Tuesday, July 12, 2011

Lost in Translation (2003)

I was hesitant to watch this film as every hipster and their mom loves it, and I began watching it with my arms crossed daring it to impress me. I regret to say that the hipsters were right about this one. A moody comedy, or a comedic drama, Lost in Translation is an irony about a girl searching for meaning, and a man searching for fulfillment. They find these things and more when they happen upon each other in a hotel in Tokyo.

He is Bob Harris (Bill Murray), a fading American film star who is being paid $2 million to represent a Japanese whiskey. Frustrated by his job, lackluster marriage, and young children who get used to his absence he finds as much solace as a man can in the hotel bar. He is constantly told to give "more intensity." She is Charlotte (Scarlett Johansson), the wife to famous photographer accompanying him on one of his trips abroad. Recently out of school and unsure of where her life is going, she tries to take in the Japanese culture--viewing chanting monks, listening to Zen CD's--all to no avail. After some exchanged glances and passed drinks they finally talk, and a week long friendship of intense love is formed. Their days together are spent experiencing Japan in its entirety, pointing out its lunacy, and its beauty.

Sofia Coppola has created a work of great art for this new age of film-making. The comedy of her work is situational and not particularly clever, but it got genuine laughter from me as she made me realize that Japan is really a world away. It is a strange and baffling place full of stereotypes and wonderment and, like her characters, we wade through it trying to find something to cling on to. What that something turns out to be is a complete stranger, but avoiding the cliches of the two star-crossed lovers plot, it is a story told in a way that is not only endearing, it is one that made me envious. The genuine chemistry betwen the two characters was so convincing that I could imagine it happening anywhere in the world, and will make sure that I smile at everyone that I meet in elevators on the off chance it inspires a similar story.

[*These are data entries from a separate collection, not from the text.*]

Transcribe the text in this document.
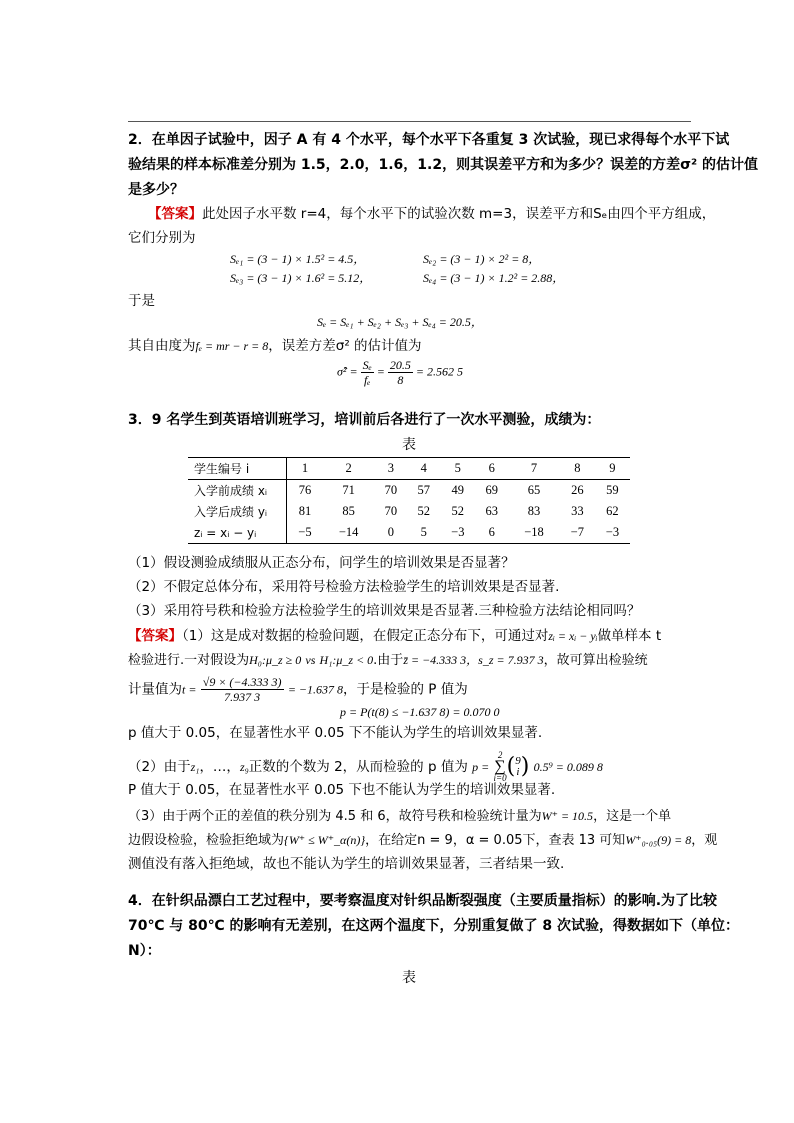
2．在单因子试验中，因子 A 有 4 个水平，每个水平下各重复 3 次试验，现已求得每个水平下试
验结果的样本标准差分别为 1.5，2.0，1.6，1.2，则其误差平方和为多少？误差的方差σ² 的估计值
是多少？
【答案】此处因子水平数 r=4，每个水平下的试验次数 m=3，误差平方和Sₑ由四个平方组成，
它们分别为
Sₑ₁ = (3 − 1) × 1.5² = 4.5，	Sₑ₂ = (3 − 1) × 2² = 8，
Sₑ₃ = (3 − 1) × 1.6² = 5.12，	Sₑ₄ = (3 − 1) × 1.2² = 2.88，
于是
Sₑ = Sₑ₁ + Sₑ₂ + Sₑ₃ + Sₑ₄ = 20.5，
其自由度为fₑ = mr − r = 8，误差方差σ² 的估计值为
σ̂² = $\frac{\text{Sₑ}}{\text{fₑ}} = \frac{20.5}{8} = 2.562$ 5
3．9 名学生到英语培训班学习，培训前后各进行了一次水平测验，成绩为：
表
学生编号 i	1	2	3	4	5	6	7	8	9
入学前成绩 xᵢ	76	71	70	57	49	69	65	26	59
入学后成绩 yᵢ	81	85	70	52	52	63	83	33	62
zᵢ = xᵢ − yᵢ	−5	−14	0	5	−3	6	−18	−7	−3
（1）假设测验成绩服从正态分布，问学生的培训效果是否显著？
（2）不假定总体分布，采用符号检验方法检验学生的培训效果是否显著.
（3）采用符号秩和检验方法检验学生的培训效果是否显著.三种检验方法结论相同吗？
【答案】（1）这是成对数据的检验问题，在假定正态分布下，可通过对zᵢ = xᵢ − yᵢ做单样本 t
检验进行.一对假设为H₀:μ_z ≥ 0 vs H₁:μ_z < 0.由于z̄ = −4.333 3，s_z = 7.937 3，故可算出检验统
计量值为$t = \frac{√9 \times (-4.333 3)}{7.937 3} = -1.637$ 8，于是检验的 P 值为
p = P(t(8) ≤ −1.637 8) = 0.070 0
p 值大于 0.05，在显著性水平 0.05 下不能认为学生的培训效果显著.
（2）由于z₁，…，z₉正数的个数为 2，从而检验的 p 值为 p =
2
∑
i=0 ( 9
i ) 0.5⁹ = 0.089 8
P 值大于 0.05，在显著性水平 0.05 下也不能认为学生的培训效果显著.
（3）由于两个正的差值的秩分别为 4.5 和 6，故符号秩和检验统计量为W⁺ = 10.5，这是一个单
边假设检验，检验拒绝域为{W⁺ ≤ W⁺_α(n)}，在给定n = 9，α = 0.05下，查表 13 可知W⁺₀.₀₅(9) = 8，观
测值没有落入拒绝域，故也不能认为学生的培训效果显著，三者结果一致.
4．在针织品漂白工艺过程中，要考察温度对针织品断裂强度（主要质量指标）的影响.为了比较
70℃ 与 80℃ 的影响有无差别，在这两个温度下，分别重复做了 8 次试验，得数据如下（单位：
N）：
表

I was never one who really understood the cult of personality that seems to have grown around Bill Murray. Some people really dislike me for this, but I have always felt that behind all of his incredible comedic timing there was a jerk lying somewhere underneath, and I have found that repugnant. His work in this, however, startled me in the best of ways. So calm and understated, he caught me off guard with his likability. To be sure he had his comedic moments--this was his film, and he harnessed it with authority--but he approached each one with restraint and only the slightest wink to the audience that he understood the ridiculousness of the situations, and that is where the best moments came from. L.C. Knight writes that "comedy is the first-born of common sense," meaning that the best comedians are people who know best how the world is supposed to function, and therefore see the things that stray from normality most clearly. But more than that, it is the comedian's job to relay that information in such a way that the audience sees how it strays from the normal without clubbing them over the head with it. Murray did this with exemplary skill. It was a joy to watch him wield comedic swords with such swiftness and precision that they are almost unseen.

I spent a while trying to figure out what "Lost in Translation" as a title meant, in more than just the literal meaning of cultural barriers. Both characters suffer from insomnia while in Tokyo which becomes something of an ongoing joke between Bob and Charlotte. In one scene Bob slips a message under her hotel room door with "Are you awake?" typed on it. In another--the film's most quiet and reflective scene--the two are on Charlotte's bed talking of their past and of their fears with such sincerity that I believe I discovered the meaning. There are several phone conversations between Bob and his wife that are so guarded that it is impossible not to notice the difference between the way he talks to her, and how he talks to Charlotte. Perhaps the only time when we are completely honest with all of our defenses lowered is when we are with people we don't know; those we have spent all of our lives around may know more about us than others simply because of the longevity of the relationship, but do we talk to them with an open heart as we should? Do we second-guess ourselves, and anticipate reactions? If we know how a person behaves would it not make sense that we shape our words to obtain a positive reaction? A complete stranger disarms our security and exposes our true feelings. Nothing, then, is lost in translation--we say precisely what we mean.

Coppola fit so much into such short amount of time that I feel I would need to watch it again to be able to give an analysis of half of it. There is a wonderful bit added for all of the film-buffs of the world. One evening the two of them watch Fellini's La Dolce Vita with Japanese subtitles--it was the scene in which Marcello joins Sylvia in the fountain. It struck me that Marcello was a man that fit the descriptions of both Bob and Charlotte, and that Sylvia was the personification of their situation. It was wonderfully paralleled. The film, however, is summed up in its final moments. What a magnificent decision not to let the audience hear what he whispers to her. Perhaps he told her he loved her, or that she shouldn't worry about her future, or that he would search for her when he returned to the United States. It doesn't matter, because it was exactly what he wanted to say, and that is beautiful.